Ao longo das páginas dos XVI volumes do Diário (1941-1993)
tem Miguel Torga (1907-1995) espalhado um Cancioneiro de Natal. Não livro
temático deliberado, mas poemas/apontamentos reflexivos e sentimentais sobre a
data e o seu significado pessoal. Se em muitos poemas é a memória e o sentir
próprio que se reflectem, noutros é a leitura social do significado da crença,
o que encontramos.
Destes vinte e tal poemas explicitamente assinalados, e
espalhados ao longo dos últimos cinquenta anos da vida do poeta (do Natal de
1940 ao Natal de 1991), transcrevo a seguir cinco.
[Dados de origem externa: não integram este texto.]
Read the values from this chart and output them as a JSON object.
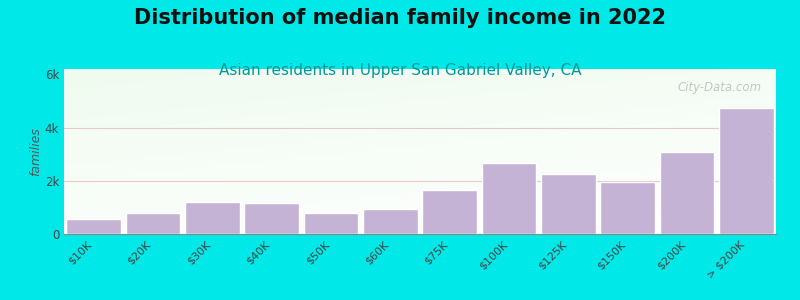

Se o consolo da fé não surge
evocado, a esperança que a mitologia da data encerra nas suas múltiplas
possibilidades, está sempre presente, à mistura com a amargura de que o mundo
não seja o lugar de paz e harmonia que a cada nascimento se promete.
Loa
É nesta mesma lareira,
E aquecido ao mesmo lume,
Que confesso a minha inveja
De mortal
Sem remissão
Por esse dom natural,
Ou divina condição,
De renascer cada ano,
Nu, inocente e humano
Como a fé te imaginou,
Menino Jesus igual
Ao do Natal
Que passou.
S. Martinho da Anta, 24 de Dezembro de 1969.
Natal
Todos os anos, nesta data exacta,
Momentos antes
De fechar o cartório
De poeta
- Um registo civil ultra-real -,
O mago desse arquivo de presságios
Regista de antemão o mesmo nome
No seu livro de assentos:
- Jesus… - repete com melancolia,
A consumar a morte prematura
Do nascituro,
E a lamentar que a mãe, Virgem Maria,
Humana criatura,
Continue a ter filhos no futuro
Condenados à mesma desventura.
S. Martinho da Anta, 24 de Dezembro de 1973.
Natal
Soa a palavra nos sinos,
E que tropel nos sentidos,
Que vendaval de emoções!
Natal de quantos meninos
Em nudez foram paridos
Num presépio de ilusões.
Natal da fraternidade
Solenemente jurada
Num contraponto em surdina.
A imagem da humanidade
Terrenamente nevada
Dum halo de luz divina.
Natal do que prometeu,
Só bonito na lembrança.
Natal que aos poucos morreu
No coração da criança,
Porque a vida aconteceu
Sem nenhuma semelhança.
Coimbra, Natal de 1974.
Natal
Ninguém o viu nascer.
Mas todos acreditam
Que nasceu.
É um menino e é Deus.
Na Páscoa vai morrer, já homem,
Porque entretanto cresceu
E recebeu
A missão singular
De carregar a cruz da nossa redenção.
Agora, nos cueiros da imaginação,
Sorri apenas
A quem vem,
Enquanto a Mãe,
Também
Imaginada,
Com ele ao colo,
Se enternece
E enternece
Os corações,
Cúmplice do milagre, que acontece
Todos os anos e em todas as nações.
Coimbra, 25 de Dezembro de 1983.
Natal
Menino Jesus feliz
Que não cresceste
Nestes oitenta anos!
Que não tiveste
Os desenganos
Que eu tive
De ser homem,
E continuas criança
Nos meus versos
De saudade
Do presépio
Em que também nasci,
E onde me vejo sempre igual a ti.
Coimbra, 24 de Dezembro de 1988.
Poemas transcritos de Miguel Torga, Poesia Completa, 2
volumes, Publicações Dom Quixote, Lisboa, 2007. Abre o artigo a imagem de uma
pintura de Master Francke, presumivelmente de 1424. Mestre Francke foi pintor
activo no norte da Alemanha nos primórdios do século XV, e de cuja vida e obra
hoje pouco se sabe.
In Vicio da Poesia
Mário Beja Santos”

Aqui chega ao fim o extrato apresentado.